Take the last one here: If the years of education increase by 1, the income in USD increases by $33,078. As you can see, the bias setting does not make much of a difference with smaller numbers. With larger numbers, that is a very different ballgame.

## Your Turn
Now, calculate the covariance between age and incomeUSD for the POPULATION (remember the bias setting!). Use the code line below.

## **3.2 Correlation**

As with Chi Square and Covariance, there are numerous ways to calculate the Pearson Correlation Coefficient. The most efficient and elegant way to do this is using the corr() function in pandas. This function can also handle multiple correlations and will, in fact, produce a table with the R-squared values. NOTE that all inputs must be numeric!

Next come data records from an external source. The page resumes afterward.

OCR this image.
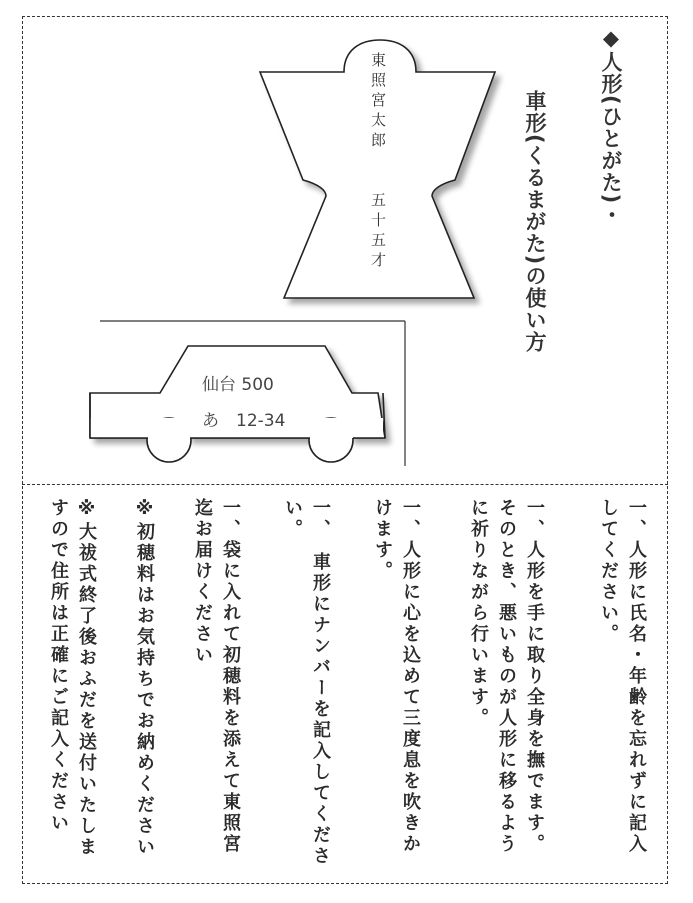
◆人形(ひとがた)・
車形(くるまがた)の使い方
東照宮太郎
五十五才
仙台 500
あ　12-34
一、人形に氏名・年齢を忘れずに記入してください。
一、人形を手に取り全身を撫でます。そのとき、悪いものが人形に移るように祈りながら行います。
一、人形に心を込めて三度息を吹きかけます。
一、　車形にナンバーを記入してください。
一、袋に入れて初穂料を添えて東照宮迄お届けください
※初穂料はお気持ちでお納めください
※大祓式終了後おふだを送付いたしますので住所は正確にご記入ください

If correlation (i.e. the Pearson Correlation Coefficient) is between -1 and 0, then the attributes are negatively correlated (as one grows, another one falls). If correlation is between 0 and +1, then the attributes are positively correlated (both move in the same direction). The correlation coefficient is typically called r.

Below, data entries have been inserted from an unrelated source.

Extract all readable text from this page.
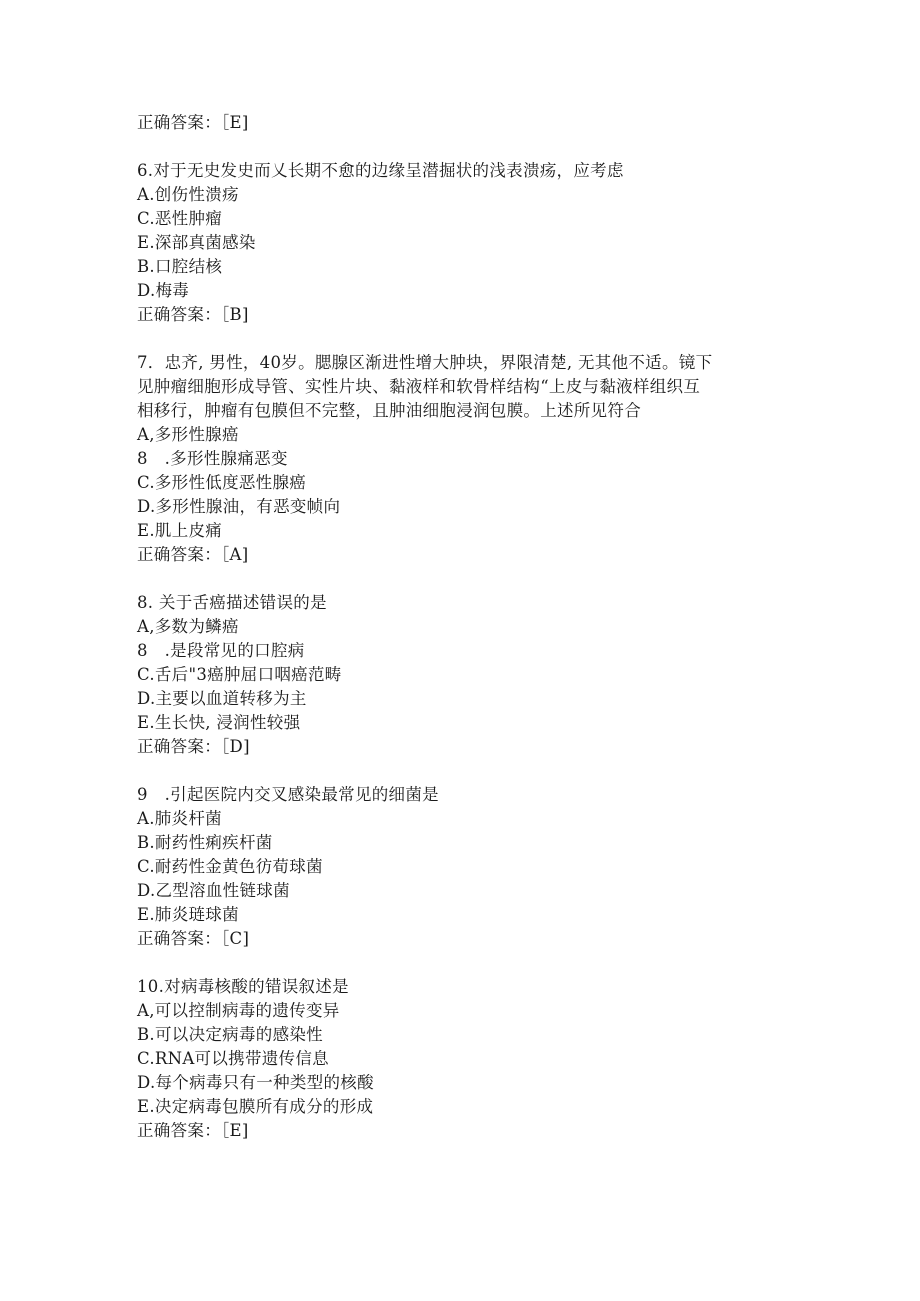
正确答案：［E]
6.对于无史发史而乂长期不愈的边缘呈潜掘状的浅表溃疡，应考虑
A.创伤性溃疡
C.恶性肿瘤
E.深部真菌感染
B.口腔结核
D.梅毒
正确答案：［B]
7．忠齐, 男性，40岁。腮腺区渐进性增大肿块，界限清楚, 无其他不适。镜下
见肿瘤细胞形成导管、实性片块、黏液样和软骨样结构“上皮与黏液样组织互
相移行，肿瘤有包膜但不完整，且肿油细胞浸润包膜。上述所见符合
A,多形性腺癌
8　.多形性腺痛恶变
C.多形性低度恶性腺癌
D.多形性腺油，有恶变帧向
E.肌上皮痛
正确答案：［A]
8. 关于舌癌描述错误的是
A,多数为鳞癌
8　.是段常见的口腔病
C.舌后"3癌肿屈口咽癌范畴
D.主要以血道转移为主
E.生长快, 浸润性较强
正确答案：［D]
9　.引起医院内交叉感染最常见的细菌是
A.肺炎杆菌
B.耐药性痢疾杆菌
C.耐药性金黄色彷荀球菌
D.乙型溶血性链球菌
E.肺炎琏球菌
正确答案：［C]
10.对病毒核酸的错误叙述是
A,可以控制病毒的遗传变异
B.可以决定病毒的感染性
C.RNA可以携带遗传信息
D.每个病毒只有一种类型的核酸
E.决定病毒包膜所有成分的形成
正确答案：［E]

Check out the graphic below to see what the different values of r look like.

In [None]:
Image(url='https://media.nagwa.com/359143010784/en/thumbnail_l.jpeg')

Now on to our task!

In [None]:
# We first want to see if educationyears and incomeUSD are correlated. So, we pass both arrays into the function:
corr_edUSD = adult['educationyears'].corr(adult['incomeUSD'])
corr_edUSD

In [None]:
# We can now plot this with pyplot
plt.scatter(adult['educationyears'], adult['incomeUSD'], alpha=0.5)
plt.title('Scatter plot educationyears vs. incomeUSD')
plt.xlabel('educationyears')
plt.ylabel('incomeUSD')
plt.show()

In [None]:
# The power of the corr() function lies in its ability to handle multiple dimensions at the same time:
corr = adult.corr()
corr

In [None]:
# Now we can make a pretty correlation heatmap with pyplot
fig = plt.figure()
ax = fig.add_subplot(111)
cax = ax.matshow(corr,cmap='coolwarm', vmin=-1, vmax=1)
fig.colorbar(cax)
ticks = np.arange(0,len(corr.columns),1)
ax.set_xticks(ticks)
plt.xticks(rotation=90)
ax.set_yticks(ticks)
ax.set_xticklabels(corr.columns)
ax.set_yticklabels(corr.columns)
plt.show()

In the examples above, we see the most frequently used Pearson Correlation in action. The corr() function allows us to work with other kinds of correlations, as well, including the Spearman correlation. 
For some great examples, take a look at this website: https://www.datascience.com/learn-data-science/fundamentals/introduction-to-correlation-python-data-science

##Your Turn
Now, calculate the following:
1. The COVARIANCE between hoursperweek and incomeUSD

2. The CORRELATION between hoursperweek and incomeUSD

Can you explain how the two numbers are related?